Studies reviewed in this paper (Table 3) conclude that the unparalleled sensitivity of 18F-FDG PET/CT for nodal and visceral malignancy makes it a vital tool to accurately determine disease extent, burden, and activity in patients with PCL. The high sensitivity of 18F-FDG tracer for metabolically active skin lesions suggests that 18F-FDG PET/CT may prove useful in guiding skin biopsy in these patients. These studies also conclude that AC 18F-FDG PET/CT is equivalent, if not superior, to CT in detecting cutaneous and subcutaneous malignancy. However, limitations of these studies make this conclusion incomplete. These studies performed analysis of the AC PET images; however, in all but one study, their methodology appeared to lack review of NAC PET images for cutaneous lesions that become undiscernible after attenuation correction. Review of the NAC PET images may significantly improve the sensitivity of 18F-FDG PET/CT for cutaneous malignancy, which can help further obtain a more accurate global disease score calculation.

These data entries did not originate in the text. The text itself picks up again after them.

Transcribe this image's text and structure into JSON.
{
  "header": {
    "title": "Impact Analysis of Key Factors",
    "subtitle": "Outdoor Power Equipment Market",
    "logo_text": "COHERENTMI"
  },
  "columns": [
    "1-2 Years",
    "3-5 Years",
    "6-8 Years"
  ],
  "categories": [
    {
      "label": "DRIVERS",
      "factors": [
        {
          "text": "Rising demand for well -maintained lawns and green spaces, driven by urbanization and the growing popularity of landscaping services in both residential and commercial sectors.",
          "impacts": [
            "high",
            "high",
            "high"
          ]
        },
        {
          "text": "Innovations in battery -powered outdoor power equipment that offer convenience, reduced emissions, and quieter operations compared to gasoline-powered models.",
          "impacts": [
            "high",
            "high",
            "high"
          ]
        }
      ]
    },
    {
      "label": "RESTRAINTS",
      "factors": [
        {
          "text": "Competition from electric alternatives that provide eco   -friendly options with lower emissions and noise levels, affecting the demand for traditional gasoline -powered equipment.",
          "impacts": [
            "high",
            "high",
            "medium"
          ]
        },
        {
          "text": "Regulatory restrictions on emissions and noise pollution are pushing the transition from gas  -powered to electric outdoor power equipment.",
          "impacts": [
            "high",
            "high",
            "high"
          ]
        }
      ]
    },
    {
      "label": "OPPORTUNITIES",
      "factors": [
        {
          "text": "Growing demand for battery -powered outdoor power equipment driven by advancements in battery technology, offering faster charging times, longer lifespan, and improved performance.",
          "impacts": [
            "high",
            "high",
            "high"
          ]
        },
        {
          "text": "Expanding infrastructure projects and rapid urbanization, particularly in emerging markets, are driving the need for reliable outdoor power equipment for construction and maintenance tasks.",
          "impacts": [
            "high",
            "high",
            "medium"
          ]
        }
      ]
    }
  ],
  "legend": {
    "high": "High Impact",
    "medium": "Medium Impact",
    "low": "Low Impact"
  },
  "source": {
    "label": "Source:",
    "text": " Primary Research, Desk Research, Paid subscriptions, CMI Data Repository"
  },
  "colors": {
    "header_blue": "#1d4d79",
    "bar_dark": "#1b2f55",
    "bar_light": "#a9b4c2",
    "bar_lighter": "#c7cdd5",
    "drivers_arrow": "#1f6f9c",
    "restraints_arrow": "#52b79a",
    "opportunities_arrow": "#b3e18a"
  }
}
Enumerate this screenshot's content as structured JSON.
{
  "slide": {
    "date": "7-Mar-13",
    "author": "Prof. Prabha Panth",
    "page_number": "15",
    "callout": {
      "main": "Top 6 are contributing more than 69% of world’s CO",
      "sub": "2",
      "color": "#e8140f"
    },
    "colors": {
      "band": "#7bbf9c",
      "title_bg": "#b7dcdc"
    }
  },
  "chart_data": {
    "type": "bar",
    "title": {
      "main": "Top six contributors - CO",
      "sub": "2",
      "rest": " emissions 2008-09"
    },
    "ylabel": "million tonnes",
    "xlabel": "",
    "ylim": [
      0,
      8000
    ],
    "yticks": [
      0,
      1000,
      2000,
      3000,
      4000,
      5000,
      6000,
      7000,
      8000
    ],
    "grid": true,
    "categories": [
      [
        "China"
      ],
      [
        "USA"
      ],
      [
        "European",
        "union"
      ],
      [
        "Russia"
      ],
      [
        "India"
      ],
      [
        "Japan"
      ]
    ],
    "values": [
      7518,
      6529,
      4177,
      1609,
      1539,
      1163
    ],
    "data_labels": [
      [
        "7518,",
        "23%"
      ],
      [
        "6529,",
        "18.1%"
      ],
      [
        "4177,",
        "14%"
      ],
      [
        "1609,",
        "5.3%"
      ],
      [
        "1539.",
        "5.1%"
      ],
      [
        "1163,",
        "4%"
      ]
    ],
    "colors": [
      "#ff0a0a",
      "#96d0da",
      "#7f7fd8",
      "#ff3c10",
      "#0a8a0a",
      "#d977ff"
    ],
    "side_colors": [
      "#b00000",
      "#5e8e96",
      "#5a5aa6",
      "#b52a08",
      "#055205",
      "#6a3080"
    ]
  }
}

Primary cutaneous lymphomas are rare malignancies that often go undiagnosed until they have progressed to later stages. Accurate staging of these malignancies early in the disease process is crucial to improving disease prognosis. The diagnosis, staging, treatment, and monitoring of disease in these patients is complex, requiring a multidisciplinary team composed of dermatologists, pathologists, radiation oncologists, nuclear medicine radiologists and hematologists. A standardized method for calculating a global disease score in these patients has yet to be agreed upon; such a score would facilitate accurate discernment of disease progression and allow clinicians to choose more appropriate personalized, patient-centered interventions.